Alors vient le manque. «La douleur psychique est à la fois insupportable et insaisissable car elle est partout. On ne peut pas la localiser dans une zone du corps, comme dans le cas d’une douleur physique. Et l’autre, même par sa présence, ne peut combler le sujet, ni encore moins apaiser durablement cette douleur car il ne donnera plus jamais ce qu’on attend de lui. De la même façon, le toxicomane pourra prendre autant de drogue qu’il voudra, il n’en aura jamais assez.»

Le temps de la rupture semble alors plus facile pour le passionné que pour le drogué. «Quand un toxicomane accepte un sevrage, avec un accompagnement et dans des conditions de sécurité suffisantes, je suis assez confiant. Le thérapeute peut en effet faire alliance avec la partie du sujet qui, activement, veut guérir. Alors que, dans la passion amoureuse, l’éconduit subit brutalement et passivement la rupture, qu’il ne souhaitait pas le moins du monde; il n’a développé aucune disposition active pour rompre. Alors, si la mélancolie menace, l’abandon peut provoquer une chute dans un trou sans fond et le suicide peut même être une issue possible.» Tandis que le drogué peut mourir d’un excès de présence de l’objet de ses pensées (overdose), le passionné, lui, peut trépasser d’un excès d’absence de cet objet.

La rupture en trois lignes.

Aux Etats-Unis, des unités dédiées aux « accros de l’amour » ont été développées au sein de cliniques spécialisées dans les dépendances, pour les aider au « sevrage passionnel ». Toutefois, les bonnes vieilles recettes demeurent, sur notre vieux continent comme partout dans le monde, probablement. Sonner à la porte de son/sa meilleur(e) ami(e) en pleine crise d’angoisse nocturne, se réfugier dans le chocolat (généralement les filles) ou dans la bière (plutôt les garçons).

Le conseil de Fernando Geberovich tient en trois lignes : la rédaction d’une lettre de rupture, brève – pas plus de trois lignes –, qui énonce la rupture, sans plus. «Sinon, on tombe dans l’autojustification.» Dont acte. «Mais si “l’autre” est encore là, je ne sers à rien. C’est extraordinaire, l’étendue du masochisme humain. Le sujet s’accroche à l’autre, comme si la souffrance était une preuve de sa propre existence.
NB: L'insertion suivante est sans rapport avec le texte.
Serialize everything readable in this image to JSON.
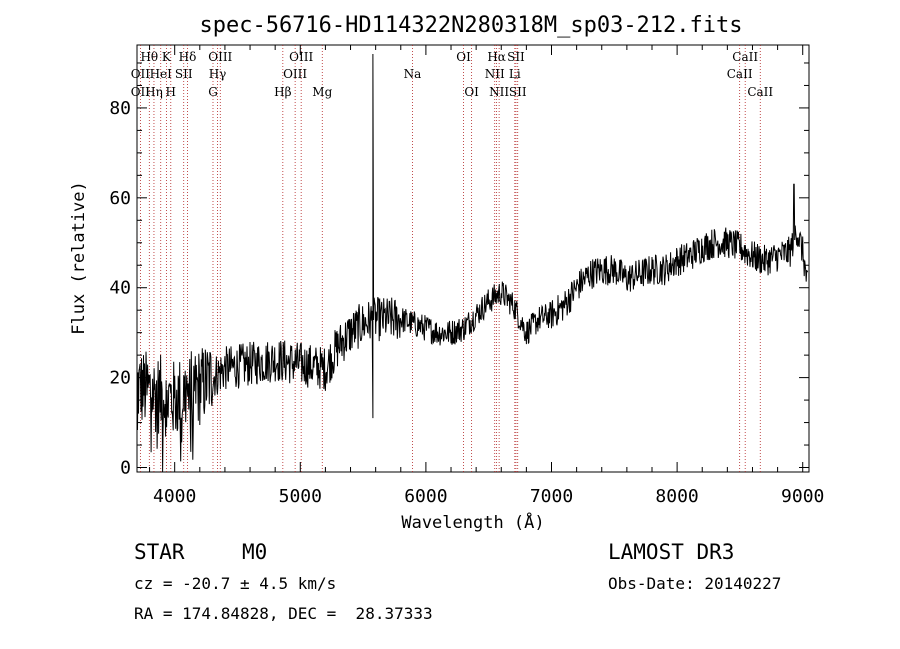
{
  "chart_data": {
    "type": "line",
    "title": "spec-56716-HD114322N280318M_sp03-212.fits",
    "xlabel": "Wavelength (Å)",
    "ylabel": "Flux (relative)",
    "xlim": [
      3700,
      9050
    ],
    "ylim": [
      -1,
      94
    ],
    "xticks": [
      4000,
      5000,
      6000,
      7000,
      8000,
      9000
    ],
    "yticks": [
      0,
      20,
      40,
      60,
      80
    ],
    "grid": false,
    "continuum_anchors": {
      "x": [
        3700,
        3800,
        3900,
        4000,
        4100,
        4200,
        4300,
        4400,
        4600,
        4800,
        5000,
        5200,
        5300,
        5400,
        5500,
        5600,
        5700,
        5800,
        5900,
        6000,
        6100,
        6200,
        6300,
        6400,
        6500,
        6600,
        6700,
        6750,
        6800,
        6900,
        7000,
        7100,
        7200,
        7300,
        7400,
        7500,
        7600,
        7700,
        7800,
        7900,
        8000,
        8100,
        8200,
        8300,
        8400,
        8500,
        8600,
        8700,
        8800,
        8900,
        8950,
        9000,
        9050
      ],
      "y": [
        18,
        17,
        16,
        15,
        17,
        18,
        20,
        22,
        23,
        24,
        23,
        22,
        27,
        30,
        32,
        33,
        33,
        33,
        32,
        31,
        30,
        30,
        31,
        34,
        37,
        39,
        36,
        33,
        30,
        33,
        34,
        36,
        40,
        43,
        44,
        44,
        42,
        43,
        44,
        44,
        46,
        47,
        49,
        50,
        50,
        49,
        47,
        46,
        47,
        48,
        53,
        48,
        38
      ]
    },
    "special_features": [
      {
        "x": 5578,
        "y_range": [
          11,
          92
        ],
        "note": "strong sky-line spike"
      },
      {
        "x": 8930,
        "y": 63,
        "note": "peak"
      }
    ],
    "lines": [
      {
        "label": "Hθ",
        "wl": 3798,
        "row": 0
      },
      {
        "label": "OII",
        "wl": 3727,
        "row": 1
      },
      {
        "label": "OII",
        "wl": 3727,
        "row": 2
      },
      {
        "label": "HeI",
        "wl": 3889,
        "row": 1
      },
      {
        "label": "Hη",
        "wl": 3835,
        "row": 2
      },
      {
        "label": "K",
        "wl": 3934,
        "row": 0
      },
      {
        "label": "SII",
        "wl": 4072,
        "row": 1
      },
      {
        "label": "H",
        "wl": 3969,
        "row": 2
      },
      {
        "label": "Hδ",
        "wl": 4102,
        "row": 0
      },
      {
        "label": "OIII",
        "wl": 4363,
        "row": 0
      },
      {
        "label": "Hγ",
        "wl": 4341,
        "row": 1
      },
      {
        "label": "G",
        "wl": 4305,
        "row": 2
      },
      {
        "label": "Hβ",
        "wl": 4861,
        "row": 2
      },
      {
        "label": "OIII",
        "wl": 4959,
        "row": 1
      },
      {
        "label": "OIII",
        "wl": 5007,
        "row": 0
      },
      {
        "label": "Mg",
        "wl": 5175,
        "row": 2
      },
      {
        "label": "Na",
        "wl": 5893,
        "row": 1
      },
      {
        "label": "OI",
        "wl": 6300,
        "row": 0
      },
      {
        "label": "OI",
        "wl": 6364,
        "row": 2
      },
      {
        "label": "Hα",
        "wl": 6563,
        "row": 0
      },
      {
        "label": "NII",
        "wl": 6548,
        "row": 1
      },
      {
        "label": "NII",
        "wl": 6583,
        "row": 2
      },
      {
        "label": "SII",
        "wl": 6717,
        "row": 0
      },
      {
        "label": "Li",
        "wl": 6708,
        "row": 1
      },
      {
        "label": "SII",
        "wl": 6731,
        "row": 2
      },
      {
        "label": "CaII",
        "wl": 8542,
        "row": 0
      },
      {
        "label": "CaII",
        "wl": 8498,
        "row": 1
      },
      {
        "label": "CaII",
        "wl": 8662,
        "row": 2
      }
    ]
  },
  "info": {
    "class": "STAR",
    "subclass": "M0",
    "survey": "LAMOST DR3",
    "cz": "cz = -20.7 ± 4.5 km/s",
    "obs_date": "Obs-Date: 20140227",
    "coords": "RA = 174.84828, DEC =  28.37333"
  },
  "colors": {
    "spectrum": "#000000",
    "line_markers": "#b22222",
    "axes": "#000000"
  }
}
La souffrance prend la place d’un ersatz de la preuve d’amour chez le sujet (que l’objet d’amour ne peut donner) . Et plus on souffre, plus on est accro.» Parole de psychanalyste. Mais qui la contredira ?

* « L’OEil du diable » d’Ingmar Bergman, 1960.
** « L’amour est une drogue douce… en général », du Dr Jean-Michel Reynaud, Robert Laffont.
*** « No Satisfaction », de Fernando Geberovich, Albin Michel.